隠形鬼とは、確実に狙った獲物を仕留める、最恐の暗殺鬼なのである。
「でも、なんで斎王を狙ってるんだ?」
「分かりません。可能性として考えられるのは、金鬼や鬼神を倒し、その魂を吸い取った斎王くんを殺すことで、自らの力を強めようとしている、ということです。鬼は、鬼や鬼人の魂を喰べて力をつけます。その魂が共喰いをして多くの魂を吸収していればしているほど、強く、貴重なものとなります。斎王くんは、力を欲する鬼にとって、最高級の獲物なのではないでしょうか」
陽は、「なるほど」と顔をしかめた。姫が、自分の体をぎゅっと抱きしめて、小さくなった。
「畜生! 目的はなんなんだ。力を手に入れて、何をしようってんだ。また、世界を滅ぼそうってか!」
光の目が、怒りに燃える。雫の瞳も、氷のような冷たさを宿した。
「俺には蒼龍が宿っている。あれは鬼の力じゃないから、日中でも少しは動けるんだろう。今回も蒼龍が殺気を感じて、俺に危険を伝えた。警察も事情を説明すれば、何か動くはずだ。俺の方は、良い」
心配なのは――。
うつむく姫を、見つめる。
「……姫。ほとぼりが冷めるまで、一緒にいてくれないか」
姫は、戸惑いの色を浮かべた。陽が強く、姫の肩を引き寄せる。
「待て! 隠形鬼がお前を狙っているんだったら、かえって姫といるのは危険じゃないか? 俺とか、雫、光さんといた方が、お前といることを悟られない。むしろ、一緒にいない方が、姫にとってはいいんじゃないか!」
竜は、陽を睨んだ。だが、その瞳に、いつもの凄みはない。どことなく悲しく、縋り付くような、弱弱しさが灯る。
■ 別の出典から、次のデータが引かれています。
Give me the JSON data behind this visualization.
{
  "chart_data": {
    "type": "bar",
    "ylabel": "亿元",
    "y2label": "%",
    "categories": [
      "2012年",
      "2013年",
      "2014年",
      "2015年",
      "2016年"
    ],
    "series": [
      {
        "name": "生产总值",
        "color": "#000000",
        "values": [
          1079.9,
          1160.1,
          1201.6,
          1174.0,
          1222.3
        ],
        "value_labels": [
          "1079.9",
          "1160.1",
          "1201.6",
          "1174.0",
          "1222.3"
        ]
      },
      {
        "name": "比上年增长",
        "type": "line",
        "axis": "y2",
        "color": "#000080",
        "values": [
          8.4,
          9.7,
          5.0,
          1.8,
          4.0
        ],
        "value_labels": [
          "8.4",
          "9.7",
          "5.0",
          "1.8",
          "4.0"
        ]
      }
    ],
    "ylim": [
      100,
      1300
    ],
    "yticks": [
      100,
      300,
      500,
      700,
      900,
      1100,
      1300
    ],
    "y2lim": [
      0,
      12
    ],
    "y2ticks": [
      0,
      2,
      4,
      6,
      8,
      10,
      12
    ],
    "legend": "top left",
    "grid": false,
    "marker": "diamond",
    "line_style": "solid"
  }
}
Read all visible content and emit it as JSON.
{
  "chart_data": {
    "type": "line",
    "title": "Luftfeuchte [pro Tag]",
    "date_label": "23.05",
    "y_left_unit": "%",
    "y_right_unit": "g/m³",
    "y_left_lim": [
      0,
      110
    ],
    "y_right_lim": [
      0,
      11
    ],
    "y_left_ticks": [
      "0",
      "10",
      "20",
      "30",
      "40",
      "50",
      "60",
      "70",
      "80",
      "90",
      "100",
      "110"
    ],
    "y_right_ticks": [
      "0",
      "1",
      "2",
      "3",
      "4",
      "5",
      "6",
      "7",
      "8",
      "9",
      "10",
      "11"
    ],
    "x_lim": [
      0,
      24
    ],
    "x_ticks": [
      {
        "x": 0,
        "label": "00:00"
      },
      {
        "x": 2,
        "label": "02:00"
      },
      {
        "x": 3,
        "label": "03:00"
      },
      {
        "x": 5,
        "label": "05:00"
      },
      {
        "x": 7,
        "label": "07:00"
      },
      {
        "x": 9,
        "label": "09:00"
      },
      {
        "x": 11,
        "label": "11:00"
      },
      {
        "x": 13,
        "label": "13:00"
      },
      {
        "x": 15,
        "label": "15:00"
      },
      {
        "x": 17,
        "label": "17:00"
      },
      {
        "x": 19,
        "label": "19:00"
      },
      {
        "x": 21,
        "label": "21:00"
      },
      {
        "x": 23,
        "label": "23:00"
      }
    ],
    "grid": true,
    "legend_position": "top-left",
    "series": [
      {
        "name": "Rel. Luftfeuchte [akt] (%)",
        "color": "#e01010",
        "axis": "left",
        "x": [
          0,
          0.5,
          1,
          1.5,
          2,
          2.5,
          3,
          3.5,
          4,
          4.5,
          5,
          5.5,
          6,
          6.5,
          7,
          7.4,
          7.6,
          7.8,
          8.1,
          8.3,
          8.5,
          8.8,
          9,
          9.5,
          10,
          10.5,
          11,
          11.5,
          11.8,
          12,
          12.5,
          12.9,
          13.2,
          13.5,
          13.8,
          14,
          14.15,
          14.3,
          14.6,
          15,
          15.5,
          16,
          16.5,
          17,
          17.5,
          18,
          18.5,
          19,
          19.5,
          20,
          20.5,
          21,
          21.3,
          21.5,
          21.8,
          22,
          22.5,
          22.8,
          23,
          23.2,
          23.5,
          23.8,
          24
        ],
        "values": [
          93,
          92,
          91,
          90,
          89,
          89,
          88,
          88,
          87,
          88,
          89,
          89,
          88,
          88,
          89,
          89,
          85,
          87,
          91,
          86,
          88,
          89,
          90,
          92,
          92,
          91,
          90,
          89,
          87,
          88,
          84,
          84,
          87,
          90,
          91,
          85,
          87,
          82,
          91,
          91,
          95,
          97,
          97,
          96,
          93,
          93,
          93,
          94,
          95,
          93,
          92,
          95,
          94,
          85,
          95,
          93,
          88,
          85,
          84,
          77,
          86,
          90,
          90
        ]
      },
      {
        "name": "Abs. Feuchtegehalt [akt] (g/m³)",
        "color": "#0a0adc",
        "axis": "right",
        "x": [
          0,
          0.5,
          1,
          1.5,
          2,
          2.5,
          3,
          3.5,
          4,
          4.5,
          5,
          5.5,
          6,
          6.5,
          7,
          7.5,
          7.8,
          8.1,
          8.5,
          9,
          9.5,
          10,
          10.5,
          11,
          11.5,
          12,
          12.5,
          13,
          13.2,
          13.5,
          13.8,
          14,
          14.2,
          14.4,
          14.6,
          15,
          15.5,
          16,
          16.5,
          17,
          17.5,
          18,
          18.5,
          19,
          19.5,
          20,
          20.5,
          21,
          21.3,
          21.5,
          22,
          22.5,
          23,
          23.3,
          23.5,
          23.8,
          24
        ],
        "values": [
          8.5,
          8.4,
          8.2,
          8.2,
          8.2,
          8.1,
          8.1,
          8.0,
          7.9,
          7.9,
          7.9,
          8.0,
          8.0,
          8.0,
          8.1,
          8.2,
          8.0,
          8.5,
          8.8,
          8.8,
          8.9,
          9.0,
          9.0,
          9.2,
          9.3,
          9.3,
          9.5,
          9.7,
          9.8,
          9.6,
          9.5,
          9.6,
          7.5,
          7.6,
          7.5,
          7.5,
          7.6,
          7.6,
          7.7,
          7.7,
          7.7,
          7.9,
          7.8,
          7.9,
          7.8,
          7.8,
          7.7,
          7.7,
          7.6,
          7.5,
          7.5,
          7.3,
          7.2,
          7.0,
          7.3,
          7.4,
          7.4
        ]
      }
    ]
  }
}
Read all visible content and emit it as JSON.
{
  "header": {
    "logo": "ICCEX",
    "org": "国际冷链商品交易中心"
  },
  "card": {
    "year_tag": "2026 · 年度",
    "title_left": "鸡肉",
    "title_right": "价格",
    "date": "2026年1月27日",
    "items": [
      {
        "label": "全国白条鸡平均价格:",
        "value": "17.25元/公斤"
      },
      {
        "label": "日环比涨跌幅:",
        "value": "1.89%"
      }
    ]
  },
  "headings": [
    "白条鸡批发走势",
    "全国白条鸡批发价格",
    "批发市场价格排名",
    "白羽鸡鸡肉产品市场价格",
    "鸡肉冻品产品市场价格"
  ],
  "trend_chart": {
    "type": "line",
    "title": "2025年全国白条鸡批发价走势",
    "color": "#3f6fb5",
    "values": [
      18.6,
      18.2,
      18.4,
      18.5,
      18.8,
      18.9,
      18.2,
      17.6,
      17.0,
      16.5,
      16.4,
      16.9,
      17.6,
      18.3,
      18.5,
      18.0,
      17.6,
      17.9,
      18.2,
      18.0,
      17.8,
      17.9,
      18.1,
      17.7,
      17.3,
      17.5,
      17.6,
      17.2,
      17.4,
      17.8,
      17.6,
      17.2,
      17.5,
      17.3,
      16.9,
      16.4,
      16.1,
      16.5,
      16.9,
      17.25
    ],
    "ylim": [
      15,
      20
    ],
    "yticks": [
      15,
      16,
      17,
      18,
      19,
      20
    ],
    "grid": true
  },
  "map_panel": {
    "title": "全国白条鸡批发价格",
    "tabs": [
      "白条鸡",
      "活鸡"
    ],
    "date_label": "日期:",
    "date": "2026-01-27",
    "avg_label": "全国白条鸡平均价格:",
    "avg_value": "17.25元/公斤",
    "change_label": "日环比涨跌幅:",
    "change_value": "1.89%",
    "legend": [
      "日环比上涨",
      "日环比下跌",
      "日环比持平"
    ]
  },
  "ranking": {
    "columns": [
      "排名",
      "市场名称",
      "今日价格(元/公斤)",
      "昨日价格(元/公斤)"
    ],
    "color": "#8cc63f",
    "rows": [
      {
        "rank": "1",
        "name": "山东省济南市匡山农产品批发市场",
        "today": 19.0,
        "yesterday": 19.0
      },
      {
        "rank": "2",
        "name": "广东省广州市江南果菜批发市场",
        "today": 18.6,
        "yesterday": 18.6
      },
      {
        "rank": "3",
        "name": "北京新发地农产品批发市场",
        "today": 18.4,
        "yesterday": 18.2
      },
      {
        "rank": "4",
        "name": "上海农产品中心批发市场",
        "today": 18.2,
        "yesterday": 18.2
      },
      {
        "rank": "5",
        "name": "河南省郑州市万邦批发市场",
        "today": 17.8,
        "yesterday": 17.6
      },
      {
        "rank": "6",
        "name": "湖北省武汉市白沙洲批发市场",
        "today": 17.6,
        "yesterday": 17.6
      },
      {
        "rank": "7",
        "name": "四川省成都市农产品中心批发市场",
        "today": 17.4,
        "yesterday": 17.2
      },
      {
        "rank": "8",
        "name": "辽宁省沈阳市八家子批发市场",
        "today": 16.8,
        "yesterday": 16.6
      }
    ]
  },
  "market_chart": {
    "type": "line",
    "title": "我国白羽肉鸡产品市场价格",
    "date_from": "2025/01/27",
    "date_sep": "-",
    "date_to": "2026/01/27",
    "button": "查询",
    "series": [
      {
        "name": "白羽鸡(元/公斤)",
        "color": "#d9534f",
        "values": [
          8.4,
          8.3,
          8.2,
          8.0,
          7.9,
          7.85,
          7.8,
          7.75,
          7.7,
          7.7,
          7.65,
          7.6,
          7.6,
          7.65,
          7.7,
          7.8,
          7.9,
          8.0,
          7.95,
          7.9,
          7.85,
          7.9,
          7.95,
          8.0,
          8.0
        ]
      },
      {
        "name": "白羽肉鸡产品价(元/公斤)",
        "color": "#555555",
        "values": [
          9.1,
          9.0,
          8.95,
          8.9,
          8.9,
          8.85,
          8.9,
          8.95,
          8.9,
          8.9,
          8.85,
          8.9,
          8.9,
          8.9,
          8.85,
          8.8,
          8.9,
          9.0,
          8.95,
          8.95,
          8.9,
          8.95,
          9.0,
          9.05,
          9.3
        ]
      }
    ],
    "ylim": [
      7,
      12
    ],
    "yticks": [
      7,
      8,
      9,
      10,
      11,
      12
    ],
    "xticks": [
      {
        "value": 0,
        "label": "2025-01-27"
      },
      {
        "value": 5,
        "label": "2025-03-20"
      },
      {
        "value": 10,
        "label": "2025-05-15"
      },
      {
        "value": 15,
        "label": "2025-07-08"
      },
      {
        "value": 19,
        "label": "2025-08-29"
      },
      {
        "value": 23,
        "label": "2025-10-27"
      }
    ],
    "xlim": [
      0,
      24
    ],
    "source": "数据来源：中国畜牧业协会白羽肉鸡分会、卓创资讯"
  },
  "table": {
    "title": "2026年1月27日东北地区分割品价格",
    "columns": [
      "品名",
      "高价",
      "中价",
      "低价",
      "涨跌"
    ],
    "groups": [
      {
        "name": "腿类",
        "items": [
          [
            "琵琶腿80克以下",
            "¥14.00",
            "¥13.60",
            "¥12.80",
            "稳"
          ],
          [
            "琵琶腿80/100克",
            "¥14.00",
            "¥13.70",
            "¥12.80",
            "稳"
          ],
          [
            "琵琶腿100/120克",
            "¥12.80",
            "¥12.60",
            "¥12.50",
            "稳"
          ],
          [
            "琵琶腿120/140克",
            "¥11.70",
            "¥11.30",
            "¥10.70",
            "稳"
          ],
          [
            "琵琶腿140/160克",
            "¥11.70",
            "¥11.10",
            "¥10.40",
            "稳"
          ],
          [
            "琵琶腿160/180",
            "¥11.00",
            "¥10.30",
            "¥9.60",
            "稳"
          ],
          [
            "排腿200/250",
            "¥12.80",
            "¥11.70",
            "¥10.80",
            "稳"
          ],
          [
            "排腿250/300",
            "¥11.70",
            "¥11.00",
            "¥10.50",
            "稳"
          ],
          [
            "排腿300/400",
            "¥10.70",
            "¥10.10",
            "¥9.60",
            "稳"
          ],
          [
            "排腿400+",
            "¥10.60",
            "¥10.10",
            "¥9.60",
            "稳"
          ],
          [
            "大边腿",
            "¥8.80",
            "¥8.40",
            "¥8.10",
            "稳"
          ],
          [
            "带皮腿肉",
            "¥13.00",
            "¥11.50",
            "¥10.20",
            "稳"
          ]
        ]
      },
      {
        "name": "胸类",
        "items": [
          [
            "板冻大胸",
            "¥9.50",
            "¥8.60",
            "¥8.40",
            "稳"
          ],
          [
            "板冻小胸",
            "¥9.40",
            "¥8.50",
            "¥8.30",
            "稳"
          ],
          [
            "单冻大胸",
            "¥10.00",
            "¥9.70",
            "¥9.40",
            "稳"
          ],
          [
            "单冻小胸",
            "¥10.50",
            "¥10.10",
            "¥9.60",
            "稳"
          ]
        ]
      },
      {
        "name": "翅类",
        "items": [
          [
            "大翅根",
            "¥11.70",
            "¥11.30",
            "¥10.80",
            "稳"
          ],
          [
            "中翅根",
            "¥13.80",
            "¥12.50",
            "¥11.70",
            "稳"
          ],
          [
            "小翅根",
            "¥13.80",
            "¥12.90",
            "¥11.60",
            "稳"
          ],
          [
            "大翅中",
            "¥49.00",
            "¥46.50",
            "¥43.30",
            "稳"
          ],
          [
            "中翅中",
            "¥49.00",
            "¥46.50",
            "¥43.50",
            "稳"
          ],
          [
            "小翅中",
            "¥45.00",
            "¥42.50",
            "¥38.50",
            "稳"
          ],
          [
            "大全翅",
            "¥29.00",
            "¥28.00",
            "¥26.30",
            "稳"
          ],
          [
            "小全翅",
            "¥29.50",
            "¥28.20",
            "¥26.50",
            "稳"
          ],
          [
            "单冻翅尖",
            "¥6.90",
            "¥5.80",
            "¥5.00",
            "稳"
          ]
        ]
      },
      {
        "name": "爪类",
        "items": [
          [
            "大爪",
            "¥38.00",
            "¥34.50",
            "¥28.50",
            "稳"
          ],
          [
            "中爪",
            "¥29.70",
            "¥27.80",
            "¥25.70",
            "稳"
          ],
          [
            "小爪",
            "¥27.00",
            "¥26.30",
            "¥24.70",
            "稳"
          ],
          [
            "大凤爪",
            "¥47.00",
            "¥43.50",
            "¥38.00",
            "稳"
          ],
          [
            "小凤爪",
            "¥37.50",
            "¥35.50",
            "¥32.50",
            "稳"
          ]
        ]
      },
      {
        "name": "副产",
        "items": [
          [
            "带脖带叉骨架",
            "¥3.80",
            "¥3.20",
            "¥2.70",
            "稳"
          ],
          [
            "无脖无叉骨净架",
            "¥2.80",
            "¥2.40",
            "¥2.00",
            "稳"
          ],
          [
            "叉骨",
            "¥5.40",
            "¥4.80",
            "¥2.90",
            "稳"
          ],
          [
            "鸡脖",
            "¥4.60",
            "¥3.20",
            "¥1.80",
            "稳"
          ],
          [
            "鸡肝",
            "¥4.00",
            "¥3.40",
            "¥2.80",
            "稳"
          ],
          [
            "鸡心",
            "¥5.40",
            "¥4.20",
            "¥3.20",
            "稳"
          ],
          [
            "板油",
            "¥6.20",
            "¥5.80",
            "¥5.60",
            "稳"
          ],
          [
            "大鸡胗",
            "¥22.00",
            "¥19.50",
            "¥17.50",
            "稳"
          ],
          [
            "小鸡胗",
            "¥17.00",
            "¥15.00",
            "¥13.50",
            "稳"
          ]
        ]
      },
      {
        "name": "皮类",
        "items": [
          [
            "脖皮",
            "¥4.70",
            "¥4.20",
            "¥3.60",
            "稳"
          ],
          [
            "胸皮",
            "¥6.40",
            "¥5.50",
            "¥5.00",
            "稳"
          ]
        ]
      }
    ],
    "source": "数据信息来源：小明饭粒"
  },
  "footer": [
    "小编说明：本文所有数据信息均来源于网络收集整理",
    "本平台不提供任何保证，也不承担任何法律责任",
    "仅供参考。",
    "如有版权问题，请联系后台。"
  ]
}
「お前たちも、隠形鬼に乗り移られる可能性がある。この中で確実に隠形鬼に喰われないのは、狙われている俺だ」
「……たしかに、斎王くんのおっしゃるとおりかもしれません。隠形鬼は、体を乗り換えることも可能です。そして、乗り移った人間や鬼人として、周りに違和感を与えることなく、自然に生活します。僕たち三人が束になっても、互いが隠形鬼に体を取られたことは、きっと分かりません。誰か一人にほころびが生まれたら、それで終わりです」
「かえって危険だな。それに、隠形鬼の体を乗っ取る力って、陰陽術で封印しても、制御されねぇみたいなんだよな。普通、制御されりゃ、乗っ取った体から本体がぽろっと出てきそうじゃん? あん時、封印札を貼ってみたんだけどよ、なーんか、そうならなかったんだよな。なんで、言いにくいんですが―特に、坊ちゃんは危険っす。封印術は大分上達しましたが、隠形鬼の力自体に、封印術が通じねぇ可能性がありますから」
姫の近くにいたら、陽の身が危うい。陽が体を乗っ取られたら、姫の身が危うい。そういうことだ。
陽は、下唇を噛んだ。苦みが喉を通って、ひりひりと痛む。
掠れた声で、陽は静かに、「分かった」と言った。そう言うしかなかった。
姫の肩から、陽の手が滑り落ちた。